I’m also just beginning the latest book by Shawn Michelle Smith, to my mind one of the best scholars of photo history working today. Her first book American Archives: Gender, Race and Class in Visual Culture (Princeton University Press, 1999) was foundational in conceiving and writing my own book, Snapshot Photography: The Lives of Images, and taught me just how political and complex a simple family photograph could be. Her latest book, At the Edge of Sight: Photography and the Unseen (Duke University Press, 2013) deals with the provocative notion of what we cannot see in the photographic image. She begins with the fascinating example of what is commonly known as the “first photograph,” Nicéphore Niépce’s “View from the Window at Le Gras” from 1826. Part of what is so interesting about this image, Smith suggests, is how little it actually shows us. The polished silver plate displays an image so faint it is nearly impossible to see, and yet as the “first photograph” what it (barely) shows us is also of immense historical and symbolic importance. From this first photograph, Smith begins an exploration of the limitations of photographic seeing touching on such idiosyncratic figures as the spirit photographer William Mumler, the inventor of stop motion photography, Eadweard Muybridge, and the pictorialist photographer F. Holland Day. Though I am only a few pages in, I am already enthralled by the clarity and complexity of Smith's argument and the necessary relation she posits between, on the one hand, a medium ontologically grounded in the idea of making the world visible and, on the other, that medium’s persistent failure to fully reveal what it represents.
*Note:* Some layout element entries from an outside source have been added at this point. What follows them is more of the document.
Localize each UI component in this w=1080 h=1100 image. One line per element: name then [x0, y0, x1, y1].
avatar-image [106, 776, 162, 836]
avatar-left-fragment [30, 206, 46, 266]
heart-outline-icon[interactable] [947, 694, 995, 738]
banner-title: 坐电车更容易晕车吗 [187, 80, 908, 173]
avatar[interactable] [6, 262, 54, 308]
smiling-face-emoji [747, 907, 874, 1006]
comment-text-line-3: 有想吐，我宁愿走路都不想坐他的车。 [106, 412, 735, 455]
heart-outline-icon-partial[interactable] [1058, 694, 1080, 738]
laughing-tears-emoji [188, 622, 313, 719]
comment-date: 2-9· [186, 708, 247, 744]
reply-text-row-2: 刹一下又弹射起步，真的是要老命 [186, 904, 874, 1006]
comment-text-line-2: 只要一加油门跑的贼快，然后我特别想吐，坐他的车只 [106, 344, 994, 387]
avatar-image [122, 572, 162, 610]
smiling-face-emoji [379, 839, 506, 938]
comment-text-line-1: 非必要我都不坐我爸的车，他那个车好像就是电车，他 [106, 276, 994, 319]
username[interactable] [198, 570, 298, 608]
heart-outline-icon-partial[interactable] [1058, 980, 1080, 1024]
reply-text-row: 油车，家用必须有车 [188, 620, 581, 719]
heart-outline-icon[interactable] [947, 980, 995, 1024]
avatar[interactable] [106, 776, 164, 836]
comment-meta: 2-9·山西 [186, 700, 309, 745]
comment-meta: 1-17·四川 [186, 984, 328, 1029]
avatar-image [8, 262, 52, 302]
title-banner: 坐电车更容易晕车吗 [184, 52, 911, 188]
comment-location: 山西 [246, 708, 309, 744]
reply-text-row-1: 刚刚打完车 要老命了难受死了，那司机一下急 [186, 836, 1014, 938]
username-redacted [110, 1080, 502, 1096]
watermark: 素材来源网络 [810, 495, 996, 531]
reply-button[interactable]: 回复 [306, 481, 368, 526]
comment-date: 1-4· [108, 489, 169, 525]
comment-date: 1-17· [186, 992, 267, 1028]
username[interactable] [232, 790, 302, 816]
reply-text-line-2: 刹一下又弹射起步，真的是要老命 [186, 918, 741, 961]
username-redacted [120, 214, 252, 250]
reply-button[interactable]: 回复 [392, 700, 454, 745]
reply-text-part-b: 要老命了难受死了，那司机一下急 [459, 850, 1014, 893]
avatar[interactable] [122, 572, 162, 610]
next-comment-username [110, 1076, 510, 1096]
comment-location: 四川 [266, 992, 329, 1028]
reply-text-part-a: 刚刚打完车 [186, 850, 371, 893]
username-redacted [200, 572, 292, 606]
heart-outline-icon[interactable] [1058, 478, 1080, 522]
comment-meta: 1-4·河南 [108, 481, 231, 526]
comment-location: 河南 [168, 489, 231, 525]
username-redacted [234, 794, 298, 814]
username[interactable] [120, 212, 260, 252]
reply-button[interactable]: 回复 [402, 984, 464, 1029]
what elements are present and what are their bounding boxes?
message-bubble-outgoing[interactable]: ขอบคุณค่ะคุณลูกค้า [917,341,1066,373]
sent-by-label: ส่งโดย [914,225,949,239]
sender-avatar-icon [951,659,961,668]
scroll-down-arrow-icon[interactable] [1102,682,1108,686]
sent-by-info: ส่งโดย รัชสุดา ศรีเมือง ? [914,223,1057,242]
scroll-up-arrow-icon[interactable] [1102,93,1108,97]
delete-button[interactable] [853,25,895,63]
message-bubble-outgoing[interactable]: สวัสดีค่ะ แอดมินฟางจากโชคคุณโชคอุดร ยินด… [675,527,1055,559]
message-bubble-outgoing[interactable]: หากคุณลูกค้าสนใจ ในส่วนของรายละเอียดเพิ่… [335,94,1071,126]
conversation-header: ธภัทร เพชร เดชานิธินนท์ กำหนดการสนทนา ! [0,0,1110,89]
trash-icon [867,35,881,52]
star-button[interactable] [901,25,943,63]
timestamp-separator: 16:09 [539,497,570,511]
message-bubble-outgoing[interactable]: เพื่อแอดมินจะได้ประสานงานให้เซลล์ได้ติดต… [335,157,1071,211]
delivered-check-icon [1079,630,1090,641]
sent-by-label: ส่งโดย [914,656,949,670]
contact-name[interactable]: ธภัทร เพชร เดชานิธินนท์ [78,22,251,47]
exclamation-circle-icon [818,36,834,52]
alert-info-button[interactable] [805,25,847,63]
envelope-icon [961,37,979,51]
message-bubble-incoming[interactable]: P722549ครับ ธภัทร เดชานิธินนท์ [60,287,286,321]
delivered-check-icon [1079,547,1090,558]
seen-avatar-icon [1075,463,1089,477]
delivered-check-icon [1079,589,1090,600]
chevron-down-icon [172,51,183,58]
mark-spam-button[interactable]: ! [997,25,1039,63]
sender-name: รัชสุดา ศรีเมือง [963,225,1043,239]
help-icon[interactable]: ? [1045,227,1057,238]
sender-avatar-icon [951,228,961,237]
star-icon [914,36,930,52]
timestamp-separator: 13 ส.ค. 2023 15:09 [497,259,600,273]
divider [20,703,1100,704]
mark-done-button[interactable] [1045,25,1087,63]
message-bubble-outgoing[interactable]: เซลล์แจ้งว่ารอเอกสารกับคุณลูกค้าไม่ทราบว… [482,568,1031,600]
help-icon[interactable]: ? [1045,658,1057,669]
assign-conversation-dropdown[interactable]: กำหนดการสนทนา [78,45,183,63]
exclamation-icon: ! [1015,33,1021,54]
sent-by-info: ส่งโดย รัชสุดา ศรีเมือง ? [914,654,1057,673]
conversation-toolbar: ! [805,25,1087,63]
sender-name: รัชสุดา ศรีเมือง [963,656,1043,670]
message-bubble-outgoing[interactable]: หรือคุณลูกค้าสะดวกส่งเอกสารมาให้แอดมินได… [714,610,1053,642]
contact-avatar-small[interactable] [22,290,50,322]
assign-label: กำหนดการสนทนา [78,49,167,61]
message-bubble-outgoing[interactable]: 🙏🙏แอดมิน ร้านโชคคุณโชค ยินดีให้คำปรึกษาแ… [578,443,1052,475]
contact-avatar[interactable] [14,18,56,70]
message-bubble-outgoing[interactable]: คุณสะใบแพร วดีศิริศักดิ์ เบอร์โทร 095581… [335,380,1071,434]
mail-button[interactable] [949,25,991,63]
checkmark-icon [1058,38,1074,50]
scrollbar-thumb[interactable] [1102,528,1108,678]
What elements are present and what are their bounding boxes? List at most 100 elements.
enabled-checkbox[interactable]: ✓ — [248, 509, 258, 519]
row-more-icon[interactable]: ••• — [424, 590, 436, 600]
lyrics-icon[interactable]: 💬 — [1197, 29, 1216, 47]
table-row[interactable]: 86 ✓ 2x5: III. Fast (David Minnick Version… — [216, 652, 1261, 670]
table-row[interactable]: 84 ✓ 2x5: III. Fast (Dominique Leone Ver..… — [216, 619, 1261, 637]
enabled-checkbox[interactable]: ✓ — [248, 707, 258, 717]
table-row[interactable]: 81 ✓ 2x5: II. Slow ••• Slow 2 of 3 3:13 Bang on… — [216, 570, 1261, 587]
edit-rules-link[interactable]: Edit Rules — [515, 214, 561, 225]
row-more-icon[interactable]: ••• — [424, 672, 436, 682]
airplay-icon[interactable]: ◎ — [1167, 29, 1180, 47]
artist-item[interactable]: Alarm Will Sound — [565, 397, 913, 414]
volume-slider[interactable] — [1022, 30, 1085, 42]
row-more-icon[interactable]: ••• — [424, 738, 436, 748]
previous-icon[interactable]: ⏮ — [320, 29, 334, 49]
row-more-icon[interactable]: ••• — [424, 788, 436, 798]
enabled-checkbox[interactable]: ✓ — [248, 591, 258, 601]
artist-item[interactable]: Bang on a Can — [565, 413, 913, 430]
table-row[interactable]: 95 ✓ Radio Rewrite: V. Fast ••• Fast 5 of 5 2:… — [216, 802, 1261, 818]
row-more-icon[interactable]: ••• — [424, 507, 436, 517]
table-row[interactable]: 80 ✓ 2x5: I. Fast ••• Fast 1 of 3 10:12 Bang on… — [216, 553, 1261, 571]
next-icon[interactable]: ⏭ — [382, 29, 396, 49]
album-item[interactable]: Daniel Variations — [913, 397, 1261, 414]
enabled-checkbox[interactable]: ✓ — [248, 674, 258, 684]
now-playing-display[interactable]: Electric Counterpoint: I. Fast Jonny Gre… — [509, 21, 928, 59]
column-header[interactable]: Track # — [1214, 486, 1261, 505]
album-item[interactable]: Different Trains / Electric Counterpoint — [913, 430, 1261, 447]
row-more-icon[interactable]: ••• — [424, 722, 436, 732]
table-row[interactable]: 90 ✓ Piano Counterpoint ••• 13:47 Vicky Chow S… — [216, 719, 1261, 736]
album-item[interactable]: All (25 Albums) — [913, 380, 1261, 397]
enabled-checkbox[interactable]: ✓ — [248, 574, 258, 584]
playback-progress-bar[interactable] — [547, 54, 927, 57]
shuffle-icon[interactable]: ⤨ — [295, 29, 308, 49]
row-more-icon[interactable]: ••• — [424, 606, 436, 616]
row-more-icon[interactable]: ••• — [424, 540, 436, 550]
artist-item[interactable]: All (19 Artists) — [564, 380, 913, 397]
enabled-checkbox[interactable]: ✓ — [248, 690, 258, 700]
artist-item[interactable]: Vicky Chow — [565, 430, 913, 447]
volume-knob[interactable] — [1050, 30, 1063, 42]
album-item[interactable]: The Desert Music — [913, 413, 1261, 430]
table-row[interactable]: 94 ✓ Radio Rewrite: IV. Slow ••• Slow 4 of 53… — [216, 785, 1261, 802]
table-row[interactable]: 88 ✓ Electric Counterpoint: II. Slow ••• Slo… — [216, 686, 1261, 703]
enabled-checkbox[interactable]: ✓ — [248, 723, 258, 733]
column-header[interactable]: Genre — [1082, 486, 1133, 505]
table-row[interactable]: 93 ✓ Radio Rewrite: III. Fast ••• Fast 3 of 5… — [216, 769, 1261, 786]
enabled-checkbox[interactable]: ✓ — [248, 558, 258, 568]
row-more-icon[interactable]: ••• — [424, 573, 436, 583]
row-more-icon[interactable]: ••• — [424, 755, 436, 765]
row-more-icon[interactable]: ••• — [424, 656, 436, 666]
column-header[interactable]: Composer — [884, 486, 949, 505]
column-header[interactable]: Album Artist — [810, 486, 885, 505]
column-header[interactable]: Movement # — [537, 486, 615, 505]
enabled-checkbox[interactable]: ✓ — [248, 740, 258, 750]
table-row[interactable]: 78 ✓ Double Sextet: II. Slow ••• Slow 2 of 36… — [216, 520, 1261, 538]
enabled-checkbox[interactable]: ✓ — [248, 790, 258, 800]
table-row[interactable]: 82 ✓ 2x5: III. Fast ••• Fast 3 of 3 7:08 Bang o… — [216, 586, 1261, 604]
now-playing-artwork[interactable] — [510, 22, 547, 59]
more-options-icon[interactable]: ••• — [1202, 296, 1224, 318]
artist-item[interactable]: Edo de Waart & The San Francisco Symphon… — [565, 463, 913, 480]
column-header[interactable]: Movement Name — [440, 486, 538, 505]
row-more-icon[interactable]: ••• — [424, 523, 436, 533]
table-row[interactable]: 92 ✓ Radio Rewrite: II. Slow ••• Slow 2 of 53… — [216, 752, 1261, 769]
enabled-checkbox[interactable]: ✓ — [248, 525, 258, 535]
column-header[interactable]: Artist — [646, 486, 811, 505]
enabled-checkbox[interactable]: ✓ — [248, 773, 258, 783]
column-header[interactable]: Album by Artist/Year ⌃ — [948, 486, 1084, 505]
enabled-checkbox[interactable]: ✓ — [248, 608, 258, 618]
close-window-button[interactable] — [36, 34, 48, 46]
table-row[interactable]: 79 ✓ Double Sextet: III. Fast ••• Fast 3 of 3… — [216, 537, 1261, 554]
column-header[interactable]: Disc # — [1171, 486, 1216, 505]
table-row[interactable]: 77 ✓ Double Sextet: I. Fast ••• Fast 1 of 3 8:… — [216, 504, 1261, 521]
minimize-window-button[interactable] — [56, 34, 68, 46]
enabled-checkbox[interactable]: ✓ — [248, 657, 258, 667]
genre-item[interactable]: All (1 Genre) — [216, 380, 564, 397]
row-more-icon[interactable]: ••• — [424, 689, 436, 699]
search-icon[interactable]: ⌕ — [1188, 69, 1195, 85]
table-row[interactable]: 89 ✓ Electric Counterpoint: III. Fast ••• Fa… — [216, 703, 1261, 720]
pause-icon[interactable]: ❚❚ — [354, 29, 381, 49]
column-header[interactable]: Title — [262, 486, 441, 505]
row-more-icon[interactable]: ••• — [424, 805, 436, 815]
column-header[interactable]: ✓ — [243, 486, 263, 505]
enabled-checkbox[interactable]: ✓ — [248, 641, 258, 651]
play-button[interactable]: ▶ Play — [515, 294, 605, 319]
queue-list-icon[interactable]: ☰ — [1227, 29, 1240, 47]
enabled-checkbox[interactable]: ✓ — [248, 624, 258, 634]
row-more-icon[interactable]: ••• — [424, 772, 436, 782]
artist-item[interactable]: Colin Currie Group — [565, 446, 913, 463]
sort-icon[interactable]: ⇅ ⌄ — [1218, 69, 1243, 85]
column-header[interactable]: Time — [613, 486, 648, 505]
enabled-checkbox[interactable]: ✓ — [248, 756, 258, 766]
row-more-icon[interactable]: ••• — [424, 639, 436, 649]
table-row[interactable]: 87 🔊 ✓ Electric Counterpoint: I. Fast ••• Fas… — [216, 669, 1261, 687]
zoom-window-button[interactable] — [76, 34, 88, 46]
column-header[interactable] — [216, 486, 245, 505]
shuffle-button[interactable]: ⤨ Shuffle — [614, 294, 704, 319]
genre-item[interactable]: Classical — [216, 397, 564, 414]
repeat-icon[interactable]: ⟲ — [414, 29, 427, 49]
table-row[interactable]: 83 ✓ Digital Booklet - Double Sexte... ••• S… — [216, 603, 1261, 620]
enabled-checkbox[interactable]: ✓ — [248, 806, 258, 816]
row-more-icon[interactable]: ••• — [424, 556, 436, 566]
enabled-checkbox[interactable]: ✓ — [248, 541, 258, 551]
Over winter break, I was able to turn my attention to some reading “just for fun” and I am nearly three quarters of the way through Lawrence Wright’s fascinating Going Clear: Scientology, Hollywood, & the Prison of Belief (Alfred A. Knopf, 2013). Though I picked it up as a vacation read, I have found it to be a fascinating compliment to my scholarly interests in art and culture in twentieth century America. Wright’s account of L. Ron Hubbard’s life and the founding and growth of the Church of Scientology is not only a riveting and astounding page-turner, but also an impeccably researched and written testament to the strange and unique function of belief in twentieth century American culture.
Last but not least are the books with more pictures than words. I am addicted to Brian K. Vaughan and Fiona Staples’ weird and wonderful new comic book Saga (Image Comics, Inc.). This sci-fi series comments on class, race, gender, parenting, and the subversive political potential of mass culture. Plus it features star-crossed lovers, a lying cat, a race of aristocratic overlords with televisions for heads, and a nightmare-inducing yet sexy spider-like female bounty hunter called “The Stalk.” What’s not to love?
And, as the mother of a two year old, I am rapidly becoming reacquainted with the some of the best (and worst) of children’s picture books. Our latest discovery is the wordless yet flawlessly told Flotsam by David Wiesner (Clarion Books, 2006). This beautiful book folds a richly drawn portrait of a fantastical undersea world populated by giant starfish, tiny aliens, and clockwork fish into a narrative of a boy who finds a vintage Melville underwater box camera washed up at the beach. It is a whimsical little masterpiece!